We have a similar problem, and we decided to resort to coprocessor hooks during compactions, where the hook reads the metadata from somewhere else and then just filters the data out by some criteria. Obviously this only works in "delete this stuff some time when you get to it" type scenarios.

                
> Wildcard/Range/Partition Delete Support
> ---------------------------------------
>
>                 Key: HBASE-8784
>                 URL: https://issues.apache.org/jira/browse/HBASE-8784
>             Project: HBase
>          Issue Type: New Feature
>          Components: Client, Deletes, regionserver
>            Reporter: Lars George
>
> We often see use-cases where users, for example with timeseries data, would like to do deletes of large ranges of data, basically like a delete of a partition as supported by RDBMSs.
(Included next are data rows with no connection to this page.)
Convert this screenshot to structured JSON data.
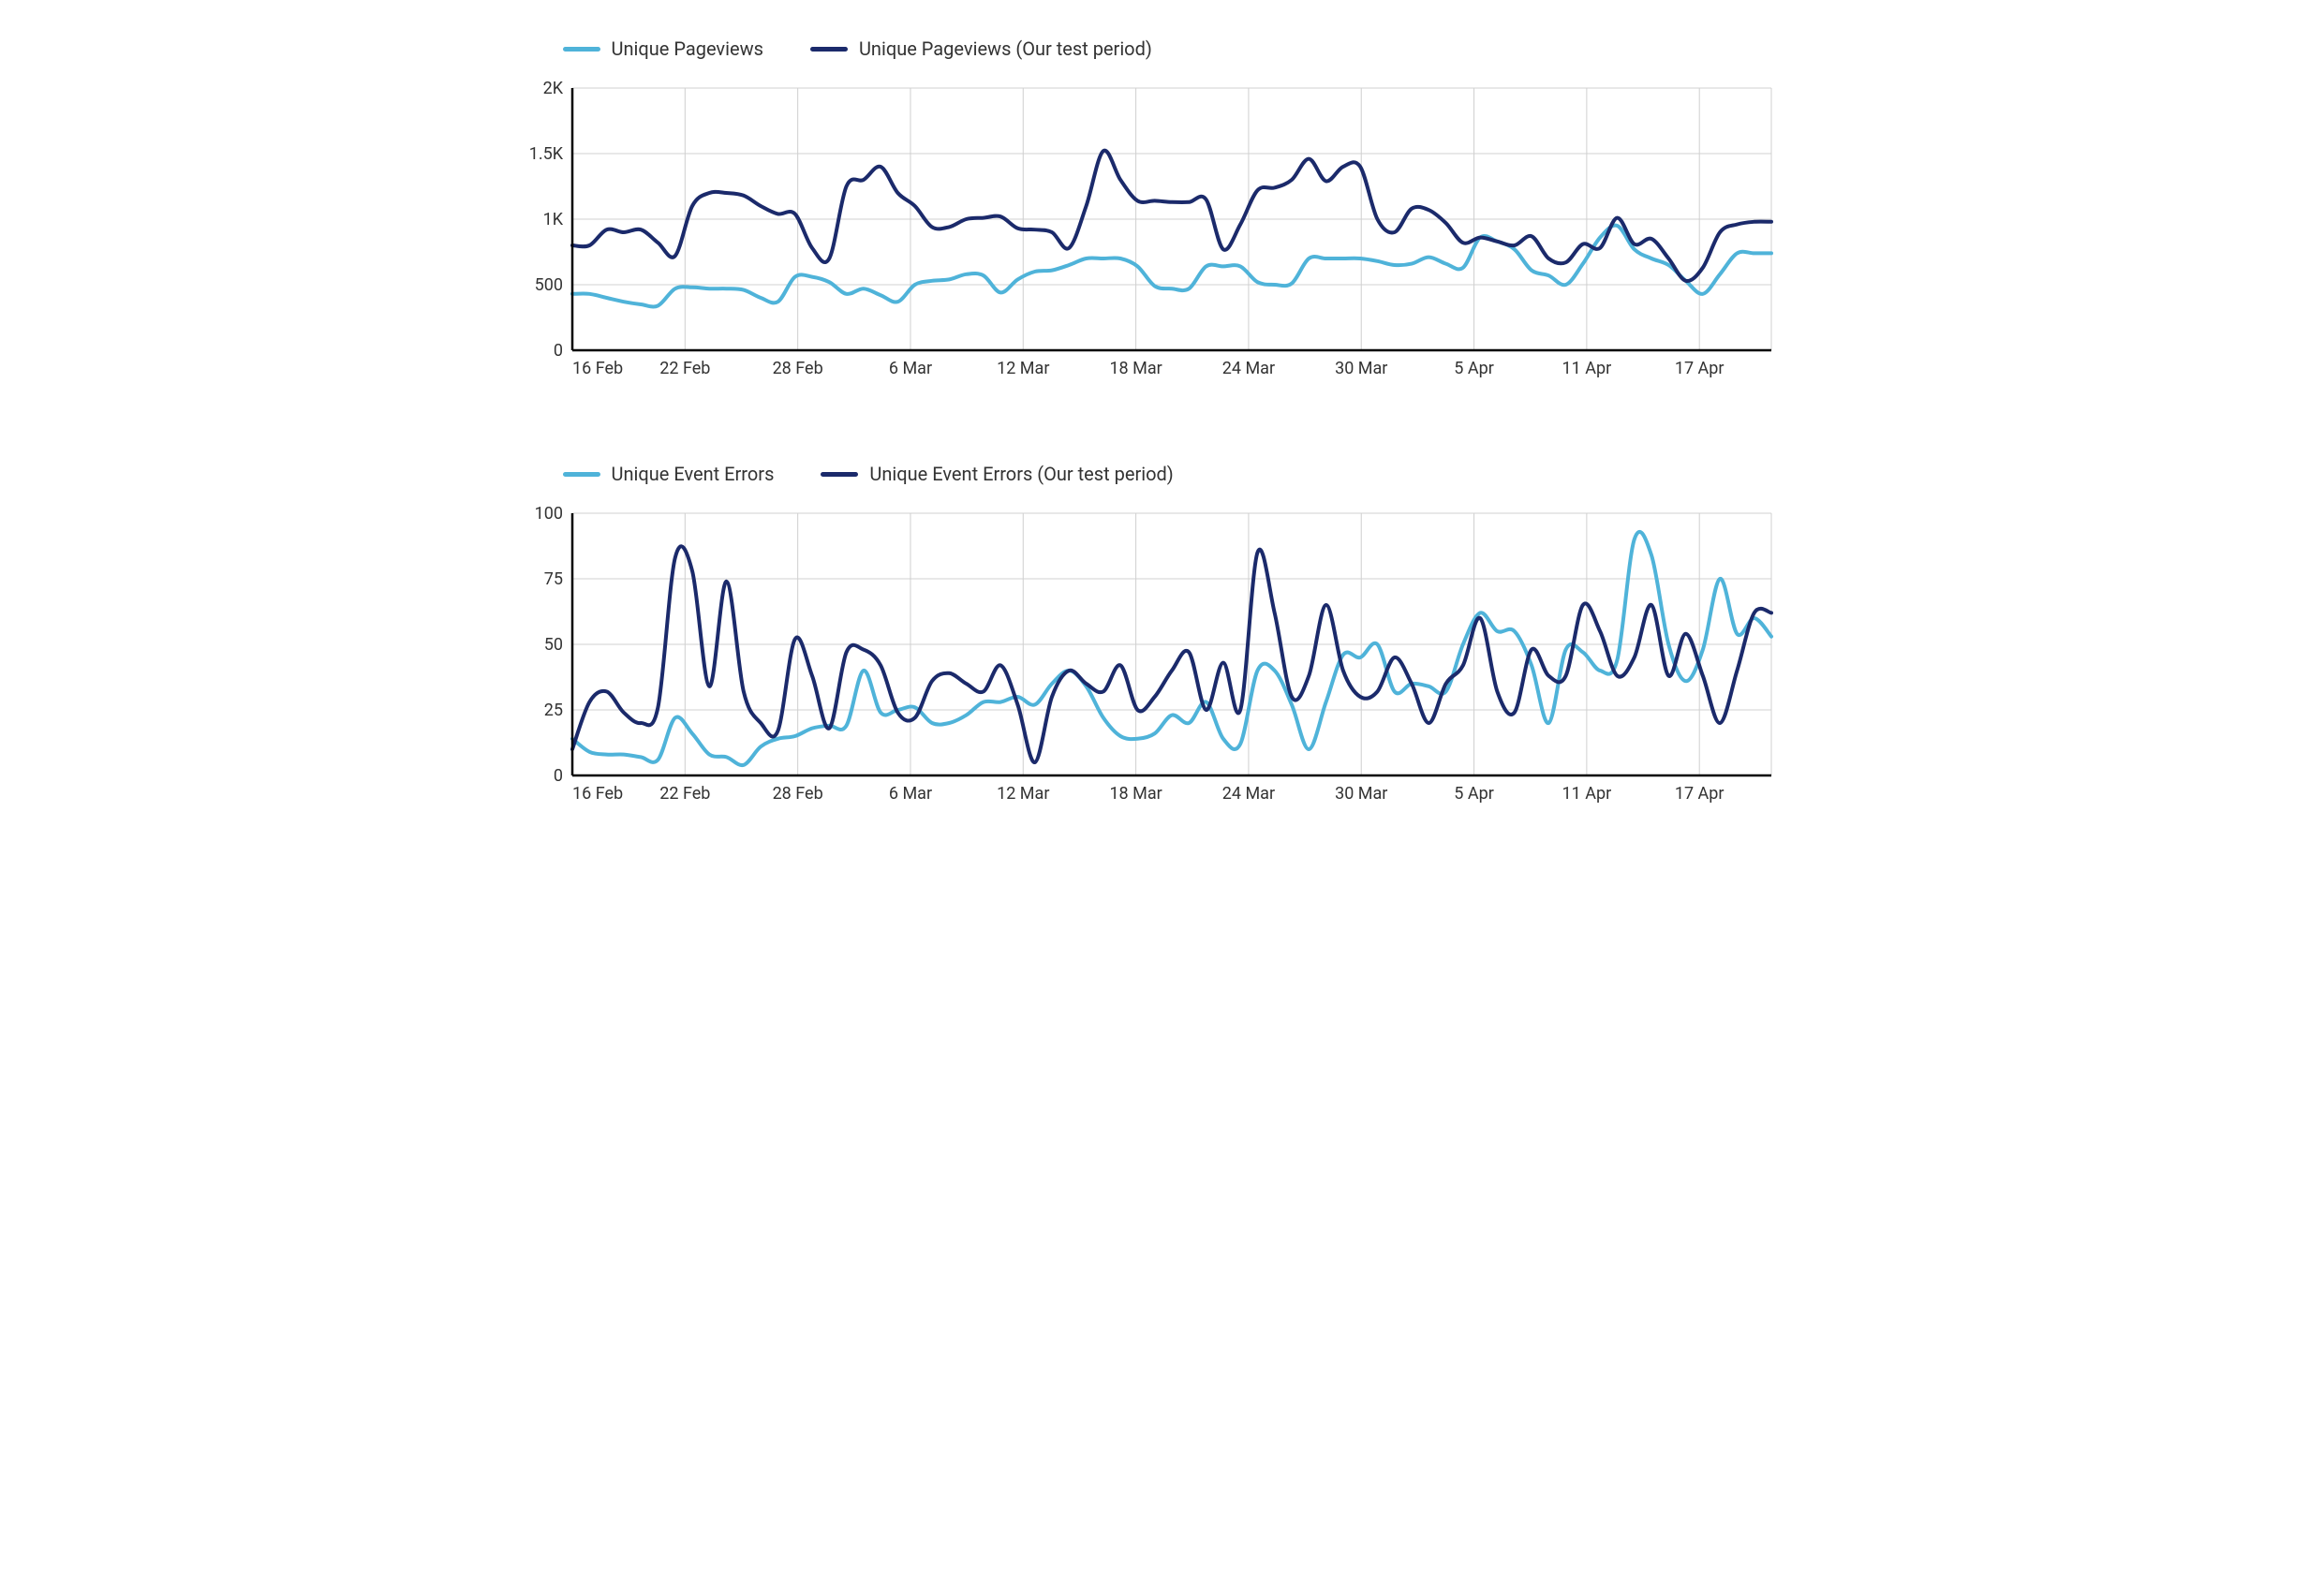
{
  "colors": {
    "light": "#4FB3D9",
    "dark": "#1B2A6B"
  },
  "x_categories": [
    "16 Feb",
    "22 Feb",
    "28 Feb",
    "6 Mar",
    "12 Mar",
    "18 Mar",
    "24 Mar",
    "30 Mar",
    "5 Apr",
    "11 Apr",
    "17 Apr"
  ],
  "chart_data": [
    {
      "type": "line",
      "title": "",
      "xlabel": "",
      "ylabel": "",
      "x_tick_labels": [
        "16 Feb",
        "22 Feb",
        "28 Feb",
        "6 Mar",
        "12 Mar",
        "18 Mar",
        "24 Mar",
        "30 Mar",
        "5 Apr",
        "11 Apr",
        "17 Apr"
      ],
      "y_tick_labels": [
        "0",
        "500",
        "1K",
        "1.5K",
        "2K"
      ],
      "ylim": [
        0,
        2000
      ],
      "legend": [
        "Unique Pageviews",
        "Unique Pageviews (Our test period)"
      ],
      "series": [
        {
          "name": "Unique Pageviews",
          "color_key": "light",
          "values": [
            430,
            430,
            400,
            370,
            350,
            340,
            470,
            480,
            470,
            470,
            460,
            400,
            370,
            560,
            560,
            520,
            430,
            470,
            420,
            370,
            500,
            530,
            540,
            580,
            570,
            440,
            540,
            600,
            610,
            650,
            700,
            700,
            700,
            640,
            490,
            470,
            470,
            640,
            640,
            640,
            520,
            500,
            510,
            700,
            700,
            700,
            700,
            680,
            650,
            660,
            710,
            660,
            630,
            860,
            830,
            770,
            610,
            570,
            500,
            660,
            860,
            950,
            770,
            700,
            650,
            530,
            430,
            580,
            740,
            740,
            740
          ]
        },
        {
          "name": "Unique Pageviews (Our test period)",
          "color_key": "dark",
          "values": [
            800,
            800,
            920,
            900,
            920,
            820,
            720,
            1100,
            1200,
            1200,
            1180,
            1100,
            1040,
            1040,
            780,
            700,
            1250,
            1300,
            1400,
            1200,
            1100,
            940,
            940,
            1000,
            1010,
            1020,
            930,
            920,
            900,
            780,
            1100,
            1520,
            1300,
            1140,
            1140,
            1130,
            1130,
            1150,
            770,
            960,
            1220,
            1240,
            1300,
            1460,
            1290,
            1400,
            1400,
            1000,
            900,
            1080,
            1070,
            970,
            820,
            860,
            830,
            800,
            870,
            700,
            670,
            810,
            780,
            1010,
            810,
            850,
            700,
            530,
            630,
            900,
            960,
            980,
            980
          ]
        }
      ]
    },
    {
      "type": "line",
      "title": "",
      "xlabel": "",
      "ylabel": "",
      "x_tick_labels": [
        "16 Feb",
        "22 Feb",
        "28 Feb",
        "6 Mar",
        "12 Mar",
        "18 Mar",
        "24 Mar",
        "30 Mar",
        "5 Apr",
        "11 Apr",
        "17 Apr"
      ],
      "y_tick_labels": [
        "0",
        "25",
        "50",
        "75",
        "100"
      ],
      "ylim": [
        0,
        100
      ],
      "legend": [
        "Unique Event Errors",
        "Unique Event Errors (Our test period)"
      ],
      "series": [
        {
          "name": "Unique Event Errors",
          "color_key": "light",
          "values": [
            14,
            9,
            8,
            8,
            7,
            6,
            22,
            16,
            8,
            7,
            4,
            11,
            14,
            15,
            18,
            19,
            19,
            40,
            24,
            25,
            26,
            20,
            20,
            23,
            28,
            28,
            30,
            27,
            35,
            40,
            34,
            22,
            15,
            14,
            16,
            23,
            20,
            28,
            14,
            12,
            40,
            40,
            27,
            10,
            28,
            46,
            45,
            50,
            32,
            35,
            34,
            32,
            50,
            62,
            55,
            55,
            42,
            20,
            48,
            47,
            40,
            44,
            90,
            84,
            50,
            36,
            48,
            75,
            54,
            60,
            53
          ]
        },
        {
          "name": "Unique Event Errors (Our test period)",
          "color_key": "dark",
          "values": [
            10,
            28,
            32,
            24,
            20,
            26,
            83,
            78,
            34,
            74,
            32,
            20,
            17,
            52,
            38,
            18,
            47,
            48,
            42,
            24,
            22,
            36,
            39,
            35,
            32,
            42,
            27,
            5,
            30,
            40,
            35,
            32,
            42,
            25,
            30,
            40,
            47,
            25,
            43,
            25,
            85,
            62,
            30,
            38,
            65,
            40,
            30,
            32,
            45,
            35,
            20,
            35,
            42,
            60,
            32,
            24,
            48,
            38,
            38,
            65,
            55,
            38,
            45,
            65,
            38,
            54,
            38,
            20,
            40,
            62,
            62
          ]
        }
      ]
    }
  ]
}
We should support regular expressions or range expressions for the matches (supporting binary keys obviously).
> The idea is to store the deletes not with the data, but the meta data. When we read files we read the larger deletes first, and then the inline ones. Of course, this should be reserved for few but very data intensive deletes. This reduces the number of deletes to write to one, instead of many (often thousands, if not millions). This is different from the BulkDeleteEndpoint introduced in HBASE-6942. It should support similar Scan based selectiveness. 
> The new range deletes will mask out all the matching data and handled otherwise like other deletes, for example being dropped during major compactions, once all masked data has been dropped too.
> To be discussed is how and where we store the delete entry in practice, since meta data might not be wanted. But it seems like a reasonable choice. The DeleteTracker can handle the delete the same with additional checks for wildcards/ranges. If the deletes are not used, no critical path is affected, therefore not causing any additional latencies or other regressions.